From Patriachs To Promised Land
Jewish History begins with the first patriarch, Abraham. Born during the Bronze Age in a place called Ur Kasdim (situated in modern Iraq), Abram, as he was then known, was the son of an idol salesman named Terach.
At the time, it was common to believe in the presence of many gods, but from a young age Abram believed that only one God was running the universe. And indeed, when he was 75 years of age, God spoke to him for the first time, commanding him (in Genesis 12:1) to leave his home for an unspecified location.
God went on to promise Abram that he would be the forefather of a great nation. Although Abram’s wife Sarai (later Sarah) was barren, when he was 99 years old, God changed his name to Abraham and promised him a son. A year later, miraculously, the second of the patriarchs, Isaac, was born to the couple.
Although Isaac was Abraham’s second son - the first, Ishmael, was born to him and Sarah’s maidservant Hagar - it was through him that Abraham’s legacy was passed down. Ishmael and his decendants also grew into a great people – he was the father of the Arab nations - but one that was destined to be at odds with the Jews. Isaac married Rebecca, and like her mother-in-law Sarah, Rebecca was barren but eventually gave birth to twin boys - Esau and Jacob.
History repeats itself slightly with the story of Jacob and his twin. As was the case with his grandfather Abraham’s two sons, one brother, Esau, went on to become a great nation – namely Rome – locked in a struggle with the Jews. Jacob inherited his father’s powerful blessing and his twelve sons were essentially the first group of Jewish people to come into existence.
Down to Egypt
The story of Joseph being sold into slavery by his brothers might make for a very entertaining musical. But the fact that all the brothers and Jacob himself eventually ended up living in luxury in the Egyptian land of Goshem is crucial to the development of the Jewish people. For the first time, the nation was living in a diaspora land.
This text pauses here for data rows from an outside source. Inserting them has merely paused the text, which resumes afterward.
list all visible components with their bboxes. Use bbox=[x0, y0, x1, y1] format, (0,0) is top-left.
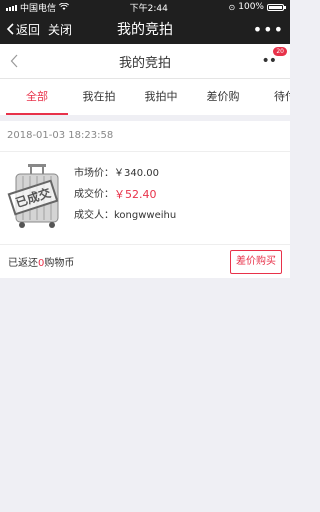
back-label: 返回 bbox=[16, 22, 41, 37]
status-time: 下午2:44 bbox=[129, 3, 168, 14]
wechat-title: 我的竞拍 bbox=[117, 22, 173, 38]
price-difference-buy-button[interactable]: 差价购买 bbox=[230, 249, 282, 274]
wechat-nav-bar: 返回 关闭 我的竞拍 ••• bbox=[0, 14, 290, 44]
tab-all[interactable]: 全部 bbox=[6, 79, 68, 115]
tab-price-difference[interactable]: 差价购 bbox=[192, 79, 254, 115]
chevron-left-icon bbox=[10, 54, 18, 68]
status-right: ⊙ 100% bbox=[228, 2, 286, 12]
status-bar: 中国电信 下午2:44 ⊙ 100% bbox=[0, 0, 290, 14]
product-image: 已成交 bbox=[7, 162, 66, 230]
status-left: 中国电信 bbox=[6, 1, 70, 14]
page-more-button[interactable]: •• bbox=[261, 53, 276, 69]
buyer-value: kongwweihu bbox=[114, 210, 177, 221]
back-button[interactable]: 返回 bbox=[6, 21, 40, 38]
battery-percent: 100% bbox=[238, 2, 264, 12]
orientation-lock-icon: ⊙ bbox=[228, 2, 236, 12]
order-product[interactable]: 已成交 市场价： ￥340.00 成交价： ￥52.40 成交人： kongww… bbox=[0, 152, 290, 244]
buyer-row: 成交人： kongwweihu bbox=[74, 205, 176, 226]
market-price-value: ￥340.00 bbox=[114, 168, 159, 179]
signal-icon bbox=[6, 3, 17, 11]
top-bar: 中国电信 下午2:44 ⊙ 100% 返回 关闭 我的竞拍 ••• bbox=[0, 0, 290, 44]
deal-price-value: ￥52.40 bbox=[114, 188, 157, 201]
more-options-button[interactable]: ••• bbox=[253, 20, 284, 39]
wifi-icon bbox=[59, 3, 70, 10]
deal-price-label: 成交价： bbox=[74, 189, 114, 200]
tab-won[interactable]: 我拍中 bbox=[130, 79, 192, 115]
tab-pending-payment[interactable]: 待付 bbox=[254, 79, 290, 115]
page-title: 我的竞拍 bbox=[118, 55, 171, 71]
battery-icon bbox=[266, 3, 286, 11]
tab-bar: 全部 我在拍 我拍中 差价购 待付 bbox=[0, 79, 290, 115]
tab-bidding[interactable]: 我在拍 bbox=[68, 79, 130, 115]
order-card: 2018-01-03 18:23:58 已成交 市场价： ￥340.00 成交价… bbox=[0, 121, 290, 278]
product-info: 市场价： ￥340.00 成交价： ￥52.40 成交人： kongwweihu bbox=[74, 162, 176, 236]
returned-prefix: 已返还 bbox=[8, 258, 38, 269]
buyer-label: 成交人： bbox=[74, 210, 114, 221]
page-header: 我的竞拍 •• 20 bbox=[0, 44, 290, 79]
message-badge: 20 bbox=[273, 47, 287, 56]
returned-suffix: 购物币 bbox=[44, 258, 75, 269]
carrier-label: 中国电信 bbox=[20, 3, 57, 14]
order-timestamp: 2018-01-03 18:23:58 bbox=[0, 121, 290, 152]
deal-price-row: 成交价： ￥52.40 bbox=[74, 184, 176, 205]
market-price-label: 市场价： bbox=[74, 168, 114, 179]
page-back-button[interactable] bbox=[10, 53, 18, 72]
close-button[interactable]: 关闭 bbox=[48, 21, 72, 38]
order-footer: 已返还0购物币 差价购买 bbox=[0, 244, 290, 278]
returned-coins-text: 已返还0购物币 bbox=[8, 254, 74, 269]
chevron-left-icon bbox=[6, 23, 14, 35]
market-price-row: 市场价： ￥340.00 bbox=[74, 163, 176, 184]
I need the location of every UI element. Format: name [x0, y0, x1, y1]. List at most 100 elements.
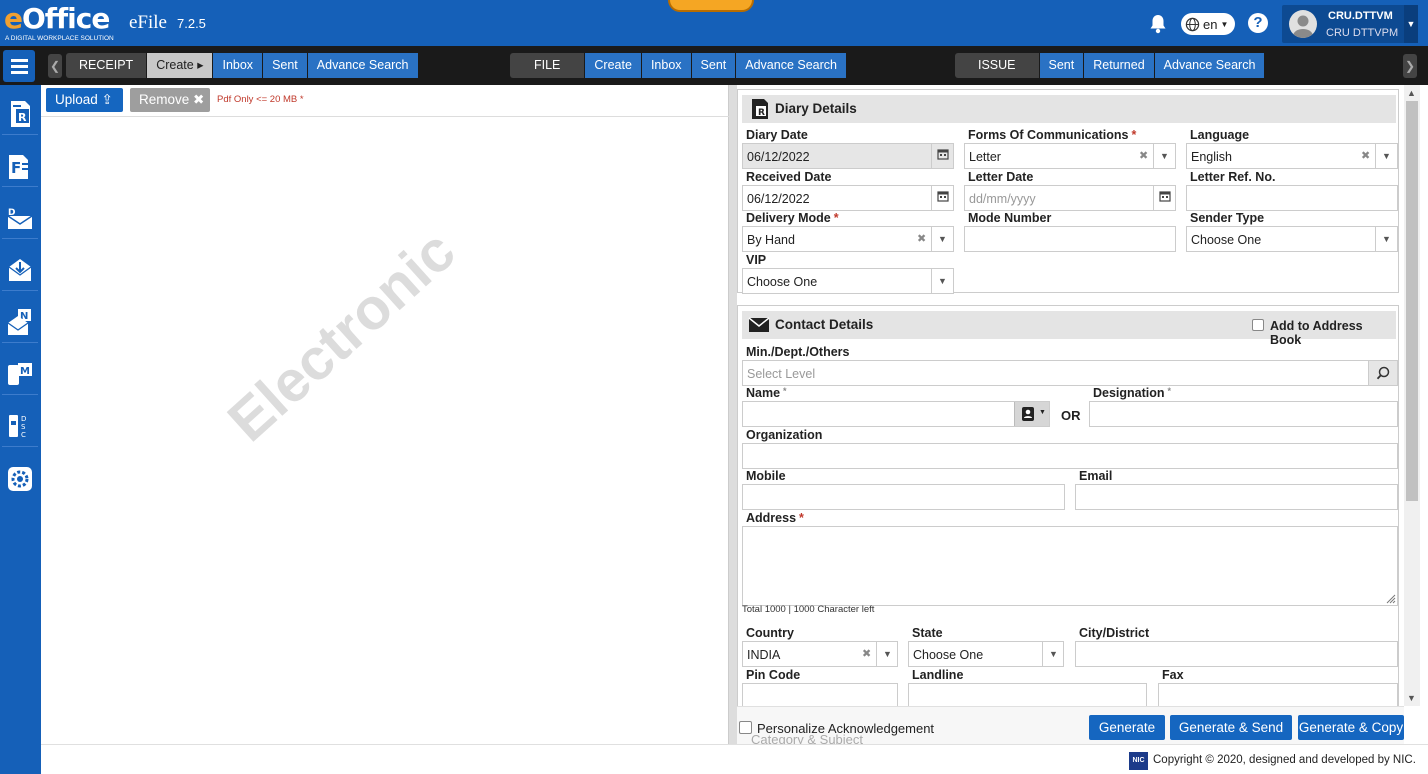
mode-number-input[interactable] [964, 226, 1176, 252]
name-input[interactable] [742, 401, 1050, 427]
issue-returned-tab[interactable]: Returned [1083, 53, 1154, 78]
chevron-down-icon[interactable]: ▼ [1153, 144, 1175, 168]
letter-date-input[interactable]: dd/mm/yyyy [964, 185, 1176, 211]
diary-details-panel: R Diary Details 06/12/2022 Diary Date Le… [737, 89, 1399, 294]
scroll-down-icon[interactable]: ▼ [1407, 693, 1416, 703]
issue-nav-group: ISSUE Sent Returned Advance Search [955, 53, 1265, 78]
upload-button[interactable]: Upload ⇪ [46, 88, 123, 112]
chevron-down-icon[interactable]: ▼ [931, 227, 953, 251]
receipt-icon[interactable]: R [2, 91, 38, 135]
nav-scroll-left-icon[interactable]: ❮ [48, 54, 62, 78]
resize-handle-icon[interactable] [1386, 594, 1396, 604]
svg-text:S: S [21, 423, 26, 431]
designation-input[interactable] [1089, 401, 1398, 427]
top-pull-tab[interactable] [668, 0, 754, 12]
file-create-tab[interactable]: Create [584, 53, 641, 78]
issue-advance-search-tab[interactable]: Advance Search [1153, 53, 1265, 78]
landline-input[interactable] [908, 683, 1147, 706]
clear-icon[interactable]: ✖ [917, 232, 926, 245]
generate-and-send-button[interactable]: Generate & Send [1170, 715, 1292, 740]
settings-icon[interactable] [2, 455, 38, 499]
pane-splitter[interactable] [729, 85, 737, 744]
address-book-icon[interactable]: ▼ [1014, 402, 1049, 426]
receipt-inbox-tab[interactable]: Inbox [212, 53, 263, 78]
svg-text:C: C [21, 431, 26, 439]
email-input[interactable] [1075, 484, 1398, 510]
state-select[interactable]: Choose One [908, 641, 1064, 667]
bell-icon[interactable] [1149, 14, 1167, 34]
address-char-counter: Total 1000 | 1000 Character left [742, 604, 875, 615]
add-to-address-book-checkbox[interactable] [1252, 319, 1264, 331]
chevron-down-icon[interactable]: ▼ [1375, 227, 1397, 251]
file-advance-search-tab[interactable]: Advance Search [735, 53, 846, 78]
language-selector[interactable]: en ▼ [1181, 13, 1235, 35]
receipt-nav-label[interactable]: RECEIPT [66, 53, 147, 78]
country-select[interactable]: INDIA [742, 641, 898, 667]
receipt-create-tab[interactable]: Create ▸ [146, 53, 213, 78]
delivery-mode-label: Delivery Mode * [746, 211, 842, 225]
state-label: State [912, 626, 946, 640]
vip-label: VIP [746, 253, 770, 267]
contact-details-panel: Contact Details Add to Address Book Sele… [737, 305, 1399, 706]
search-icon[interactable] [1368, 361, 1397, 385]
svg-text:F: F [11, 159, 21, 177]
fax-input[interactable] [1158, 683, 1398, 706]
receipt-sent-tab[interactable]: Sent [262, 53, 307, 78]
user-description: CRU DTTVPM [1326, 27, 1399, 39]
caret-down-icon[interactable]: ▼ [1404, 5, 1418, 43]
chevron-down-icon[interactable]: ▼ [931, 269, 953, 293]
calendar-icon[interactable] [931, 144, 953, 168]
file-sent-tab[interactable]: Sent [690, 53, 736, 78]
chevron-down-icon[interactable]: ▼ [1375, 144, 1397, 168]
sender-type-select[interactable]: Choose One [1186, 226, 1398, 252]
receipt-advance-search-tab[interactable]: Advance Search [306, 53, 418, 78]
diary-date-input[interactable]: 06/12/2022 [742, 143, 954, 169]
address-label: Address * [746, 511, 807, 525]
designation-label: Designation * [1093, 386, 1175, 400]
eoffice-logo[interactable]: eOffice A DIGITAL WORKPLACE SOLUTION [4, 4, 120, 44]
mobile-input[interactable] [742, 484, 1065, 510]
scrollbar-thumb[interactable] [1406, 101, 1418, 501]
mobile-icon[interactable]: M [2, 351, 38, 395]
chevron-down-icon[interactable]: ▼ [1042, 642, 1064, 666]
fax-label: Fax [1162, 668, 1187, 682]
clear-icon[interactable]: ✖ [862, 647, 871, 660]
city-input[interactable] [1075, 641, 1398, 667]
svg-text:M: M [20, 366, 30, 377]
hamburger-menu-button[interactable] [3, 50, 35, 82]
mobile-label: Mobile [746, 469, 789, 483]
remove-button[interactable]: Remove ✖ [130, 88, 210, 112]
chevron-down-icon[interactable]: ▼ [876, 642, 898, 666]
received-date-input[interactable]: 06/12/2022 [742, 185, 954, 211]
inbox-download-icon[interactable] [2, 247, 38, 291]
letter-ref-input[interactable] [1186, 185, 1398, 211]
generate-button[interactable]: Generate [1089, 715, 1165, 740]
notification-icon[interactable]: N [2, 299, 38, 343]
issue-nav-label[interactable]: ISSUE [955, 53, 1039, 78]
scroll-up-icon[interactable]: ▲ [1407, 88, 1416, 98]
app-name: eFile [129, 12, 167, 33]
issue-sent-tab[interactable]: Sent [1038, 53, 1084, 78]
personalize-acknowledgement-checkbox[interactable] [739, 721, 752, 734]
dsc-icon[interactable]: DSC [2, 403, 38, 447]
file-nav-label[interactable]: FILE [510, 53, 585, 78]
clear-icon[interactable]: ✖ [1361, 149, 1370, 162]
pin-code-input[interactable] [742, 683, 898, 706]
file-icon[interactable]: F [2, 143, 38, 187]
clear-icon[interactable]: ✖ [1139, 149, 1148, 162]
min-dept-input[interactable]: Select Level [742, 360, 1398, 386]
nav-scroll-right-icon[interactable]: ❯ [1403, 54, 1417, 78]
organization-input[interactable] [742, 443, 1398, 469]
received-date-label: Received Date [746, 170, 835, 184]
generate-and-copy-button[interactable]: Generate & Copy [1298, 715, 1404, 740]
calendar-icon[interactable] [931, 186, 953, 210]
user-menu[interactable]: CRU.DTTVM CRU DTTVPM ▼ [1282, 5, 1418, 43]
address-textarea[interactable] [742, 526, 1398, 606]
form-scrollbar[interactable]: ▲ ▼ [1404, 85, 1420, 706]
dak-icon[interactable]: D [2, 195, 38, 239]
file-inbox-tab[interactable]: Inbox [640, 53, 691, 78]
letter-date-label: Letter Date [968, 170, 1037, 184]
vip-select[interactable]: Choose One [742, 268, 954, 294]
calendar-icon[interactable] [1153, 186, 1175, 210]
help-icon[interactable]: ? [1248, 13, 1268, 33]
When the good times ended with the rise of a new, despotic Pharaoh (this is generally believed to have taken place between the 13th and 12th centuries BCE), the original family of 70 had grown into somewhere in the region of three million souls. And it was the harsh experiences of years of servitude that shaped them into a nation, finally ready to be led out of slavery to freedom in the Promised Land.
Slavery in Egypt came to an end after Moses, who was brought up as an Egyptian prince in Pharaoh’s palace, stood up for the Jews and killed an Egyptian taskmaster. Shortly afterwards, God revealed Himself to the now humble shepherd at the burning bush, and commanded Moses to ask Pharaoh to let the Jewish people go. Pharaoh’s repeated refusals – and the ten plagues – followed. But eventually, it all became too much for the king and the Exodus began. Thanks to the miraculous splitting of the red sea, the Jews were able to make their final escape from the pursuing Egyptians.
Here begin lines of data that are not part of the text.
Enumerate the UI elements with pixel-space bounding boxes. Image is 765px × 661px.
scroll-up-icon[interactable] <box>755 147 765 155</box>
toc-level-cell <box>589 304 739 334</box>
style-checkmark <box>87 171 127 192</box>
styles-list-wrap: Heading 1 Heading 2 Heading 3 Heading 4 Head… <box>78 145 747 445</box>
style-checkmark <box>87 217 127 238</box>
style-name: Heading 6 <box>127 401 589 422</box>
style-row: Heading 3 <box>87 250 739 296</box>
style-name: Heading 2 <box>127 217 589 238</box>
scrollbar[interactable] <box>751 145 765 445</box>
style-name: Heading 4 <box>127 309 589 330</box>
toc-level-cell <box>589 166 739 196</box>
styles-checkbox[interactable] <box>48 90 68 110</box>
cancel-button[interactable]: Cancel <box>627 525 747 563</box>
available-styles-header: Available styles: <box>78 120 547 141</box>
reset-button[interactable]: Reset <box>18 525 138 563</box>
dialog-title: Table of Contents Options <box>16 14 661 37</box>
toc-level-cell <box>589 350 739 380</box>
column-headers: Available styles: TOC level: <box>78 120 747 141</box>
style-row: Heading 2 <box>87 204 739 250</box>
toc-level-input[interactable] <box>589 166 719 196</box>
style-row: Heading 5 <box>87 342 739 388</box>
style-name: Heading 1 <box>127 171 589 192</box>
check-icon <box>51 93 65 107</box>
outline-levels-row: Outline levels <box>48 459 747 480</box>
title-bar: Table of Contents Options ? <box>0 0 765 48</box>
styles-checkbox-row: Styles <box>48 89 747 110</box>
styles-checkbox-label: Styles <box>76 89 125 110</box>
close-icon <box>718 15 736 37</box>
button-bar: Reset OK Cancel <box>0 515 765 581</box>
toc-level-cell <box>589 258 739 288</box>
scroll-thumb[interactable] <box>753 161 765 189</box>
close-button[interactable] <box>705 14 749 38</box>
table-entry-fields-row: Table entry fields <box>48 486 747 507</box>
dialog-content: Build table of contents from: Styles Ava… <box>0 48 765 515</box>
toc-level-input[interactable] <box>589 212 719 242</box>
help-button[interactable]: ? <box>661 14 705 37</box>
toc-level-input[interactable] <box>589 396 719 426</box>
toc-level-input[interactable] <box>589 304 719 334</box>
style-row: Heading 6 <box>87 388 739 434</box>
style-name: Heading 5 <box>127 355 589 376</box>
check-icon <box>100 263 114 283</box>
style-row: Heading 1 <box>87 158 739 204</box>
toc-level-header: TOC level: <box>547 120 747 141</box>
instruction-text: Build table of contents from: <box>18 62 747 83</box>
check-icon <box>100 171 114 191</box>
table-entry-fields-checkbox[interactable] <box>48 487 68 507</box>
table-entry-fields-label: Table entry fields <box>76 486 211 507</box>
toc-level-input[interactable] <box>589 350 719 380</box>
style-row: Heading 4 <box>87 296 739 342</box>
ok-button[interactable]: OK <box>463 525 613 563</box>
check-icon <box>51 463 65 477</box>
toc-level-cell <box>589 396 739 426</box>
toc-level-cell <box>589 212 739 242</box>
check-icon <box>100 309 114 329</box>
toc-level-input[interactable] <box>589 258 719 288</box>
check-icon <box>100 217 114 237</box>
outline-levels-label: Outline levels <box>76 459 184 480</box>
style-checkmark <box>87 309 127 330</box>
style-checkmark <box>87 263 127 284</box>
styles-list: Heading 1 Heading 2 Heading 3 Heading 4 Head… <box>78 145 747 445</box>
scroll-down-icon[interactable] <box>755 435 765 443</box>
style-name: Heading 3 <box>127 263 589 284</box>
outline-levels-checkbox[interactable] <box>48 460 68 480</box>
At the Foot of Mount Sinai
When the Jews accepted the Torah from God at Mount Sinai it marked the final step in their becoming a nation. Every single Jew witnessed God’s revelation and each one took it upon him or herself to fulfil the commandments. The common purpose and the common “rulebook” bound them together for eternity. Moses then ascended the mountain and spent 40 days “taking dictation” of the Written Law from God and learning the Oral Law that clarifies it. Eventually, holding the Ten Commandments in the form of the two tablets of stone, he prepared to descend the mountain.
Trouble in the Desert
Unfortunately, when Moses did descend Mount Sinai with the two tablets, he was greeted with the devastating scene of the Jews worshipping the golden calf – an act that should have been inconceivable after the personal revelation of God they had just witnessed.
Despite the fact that forgiveness was sought and eventually granted by God, and a second set of tablets written to replace the ones Moses smashed in fury, the incident marks the beginning of a series of rebellious acts by the Jews. When 10 of the 12 spies sent out to scout the Promised Land of Israel came back with gloomy news, the Jews believed them immediately and expressed their reluctance to proceed. As a result, God condemned them to 40 years of wandering in the desert, and decreed that day, when the Jews had cried so bitterly for no reason whatsoever, would be a day of Jewish misery for generations to come. The day? It was the 9th of Av.
As the 40 years of wandering drew to a close and the Jews stood on the threshold of the Promised Land, Moses prepared to die. He handed over the mantle of leadership to Joshua, who led his people across the River Jordan. When, unsurprisingly, the Canaanites refused to vacate their land peacefully, the Jews went to war against them. The battle of Jericho provided them with an easy victory. And although some of their subsequent encounters led to heavy losses, eventually the Jews prevailed and the Promised Land was finally in their hands.